Pronunciation[hom-ij, om-]
–noun
Respect or reverence paid or rendered; In his speech he paid homage to Washington and Jefferson; the formal public acknowledgment by which a feudal tenant or vassal declared himself to be the man or vassal of his lord, owing him fealty and service; the relation this established of a vassal to his lord; something done or given in acknowledgement or consideration of the worth of another.
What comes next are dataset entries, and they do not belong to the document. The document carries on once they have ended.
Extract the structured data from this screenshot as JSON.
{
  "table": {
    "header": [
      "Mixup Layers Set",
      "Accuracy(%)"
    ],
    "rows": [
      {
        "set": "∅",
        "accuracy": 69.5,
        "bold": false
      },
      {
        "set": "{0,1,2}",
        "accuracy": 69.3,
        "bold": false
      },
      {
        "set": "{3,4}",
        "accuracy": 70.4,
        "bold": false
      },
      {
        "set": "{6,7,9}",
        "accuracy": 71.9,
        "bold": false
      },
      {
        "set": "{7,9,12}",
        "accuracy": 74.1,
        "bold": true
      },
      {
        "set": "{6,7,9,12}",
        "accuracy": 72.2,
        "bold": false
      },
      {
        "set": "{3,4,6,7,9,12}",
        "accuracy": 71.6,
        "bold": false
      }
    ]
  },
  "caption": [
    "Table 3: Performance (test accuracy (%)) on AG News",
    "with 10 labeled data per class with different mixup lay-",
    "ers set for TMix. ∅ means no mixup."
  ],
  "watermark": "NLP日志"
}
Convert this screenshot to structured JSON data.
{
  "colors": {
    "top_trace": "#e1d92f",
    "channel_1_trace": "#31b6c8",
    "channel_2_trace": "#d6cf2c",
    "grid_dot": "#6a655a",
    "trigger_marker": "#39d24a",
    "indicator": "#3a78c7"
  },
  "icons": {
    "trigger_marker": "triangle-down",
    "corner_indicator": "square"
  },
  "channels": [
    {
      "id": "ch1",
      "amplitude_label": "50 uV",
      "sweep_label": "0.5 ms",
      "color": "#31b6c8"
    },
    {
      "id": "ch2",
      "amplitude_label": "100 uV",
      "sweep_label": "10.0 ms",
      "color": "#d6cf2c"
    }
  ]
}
“And another reason that I'm happy to live in this period is that we have been forced to a point where we are going to have to grapple with the problems that men have been trying to grapple with through history, but the demands didn't force them to do it. Survival demands that we grapple with them. Men, for years now, have been talking about war and peace. But now, no longer can they just talk about it. It is no longer a choice between violence and nonviolence in this world; it's nonviolence or nonexistence. That is where we are today”.
- Martin Luther King, Jr. April 3, 1968 Memphis, TN

I happen to be in Memphis, TN today. I saw the many, many television trucks surrounding the Lorraine Hotel, the location where Dr. King was murdered and where today stands the National Civil Rights Museum. The media is marking this day in history, but will we? Forty years have passed and we’re still grappling with war and violence; we still grapple with race and religion.

I had the privilege to be in Memphis today. I also had the privilege to hear many people reciting the “I’ve Been to the Mountaintop” speech on Good Morning America today. It was moving and surreal as I reflected on how far we’ve come in forty years and how far we still have to go.

2008 also marks the 40th anniversary of Dr. King’s Poor People's Campaign. The Poor People's Campaign challenged our nation to end the poverty afflicting millions of Americans of all races and confront the entrenched triple evils of racism, excessive materialism (poverty) and militarism that threaten our nation and world.

"There is nothing new about poverty," he said. "What is new is that we now have
the means and the know-how to lift every child out of poverty. The real question is whether we have the will!"